Tuesday, October 5, 2010

Your Trip Into Space (1953)


One of the fun things about blogging about my books is analyzing them in new ways. Right now 1953 is my leading year for space books and ephemera. This one makes the 21st book in that category and truthfully I don't remember very much about it. I didn't bother to pull this out of my archives so all I have here are some badly made scans.

(1953) Poole, Lynn. Illustrated by Geary, Clifford. Your Trip into Space. New York: Whittlesey House. (224 p.) 21 cm.



The illustrator Clifford Geary did a number of children's books and has a nice loose style of drawing.

While not realistic in the least he does convey information and livens up the text.

Space travel covers a lot of subjects so most of these early space books were trying to teach children physics, space medicine, engineering, and maybe some communications technology. Better yet it needed to be taught in a basic way so they could build on the concepts of what the future might bring.
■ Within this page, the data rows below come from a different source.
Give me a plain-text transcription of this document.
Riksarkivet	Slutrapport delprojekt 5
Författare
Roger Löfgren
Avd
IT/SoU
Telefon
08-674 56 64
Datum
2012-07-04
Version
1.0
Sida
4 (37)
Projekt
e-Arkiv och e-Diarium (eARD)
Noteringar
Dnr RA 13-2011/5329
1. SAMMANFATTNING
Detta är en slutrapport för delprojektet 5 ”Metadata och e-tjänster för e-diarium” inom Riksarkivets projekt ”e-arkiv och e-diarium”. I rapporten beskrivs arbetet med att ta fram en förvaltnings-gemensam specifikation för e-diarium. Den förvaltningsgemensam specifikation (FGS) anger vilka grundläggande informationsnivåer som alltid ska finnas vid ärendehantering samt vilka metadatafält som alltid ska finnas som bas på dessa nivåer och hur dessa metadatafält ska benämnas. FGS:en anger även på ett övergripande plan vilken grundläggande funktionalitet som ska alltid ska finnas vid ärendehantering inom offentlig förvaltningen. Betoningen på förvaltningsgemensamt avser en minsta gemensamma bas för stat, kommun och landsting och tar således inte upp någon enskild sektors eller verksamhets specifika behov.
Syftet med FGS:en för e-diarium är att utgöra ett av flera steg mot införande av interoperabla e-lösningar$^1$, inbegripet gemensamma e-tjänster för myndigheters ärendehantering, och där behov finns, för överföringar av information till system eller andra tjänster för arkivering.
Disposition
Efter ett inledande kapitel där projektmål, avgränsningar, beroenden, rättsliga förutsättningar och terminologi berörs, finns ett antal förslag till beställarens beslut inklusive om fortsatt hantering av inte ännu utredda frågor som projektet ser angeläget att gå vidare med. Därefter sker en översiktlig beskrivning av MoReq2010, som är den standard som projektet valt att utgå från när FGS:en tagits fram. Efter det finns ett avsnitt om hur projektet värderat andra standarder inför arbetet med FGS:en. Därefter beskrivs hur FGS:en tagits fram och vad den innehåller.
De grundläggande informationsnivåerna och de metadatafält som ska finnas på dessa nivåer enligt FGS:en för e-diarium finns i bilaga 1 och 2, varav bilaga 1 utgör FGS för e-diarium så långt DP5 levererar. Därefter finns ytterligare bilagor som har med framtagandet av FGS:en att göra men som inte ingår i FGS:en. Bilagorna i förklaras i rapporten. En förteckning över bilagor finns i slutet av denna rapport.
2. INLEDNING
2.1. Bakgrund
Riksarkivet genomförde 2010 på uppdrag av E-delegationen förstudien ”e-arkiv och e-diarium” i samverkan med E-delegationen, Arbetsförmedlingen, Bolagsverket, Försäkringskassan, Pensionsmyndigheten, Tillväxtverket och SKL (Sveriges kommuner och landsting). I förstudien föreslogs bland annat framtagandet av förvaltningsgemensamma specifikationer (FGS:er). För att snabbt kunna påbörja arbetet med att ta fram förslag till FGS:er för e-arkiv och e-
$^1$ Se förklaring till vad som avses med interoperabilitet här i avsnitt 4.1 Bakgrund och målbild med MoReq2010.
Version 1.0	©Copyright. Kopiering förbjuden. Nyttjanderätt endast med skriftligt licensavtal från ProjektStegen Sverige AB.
As I have noted before, I can't imagine many of the writers or illustrators imagined when they were creating these books that space flight and a moon landing were going to be in the immediate lifetime of their readers. So if you read this book at age 10 you were around 26 when they landed on the Moon. Which predictions do you think will come true in the next 16 years?

1 comment:

  1. This is a really good one! I reviewed this one on my site a while back.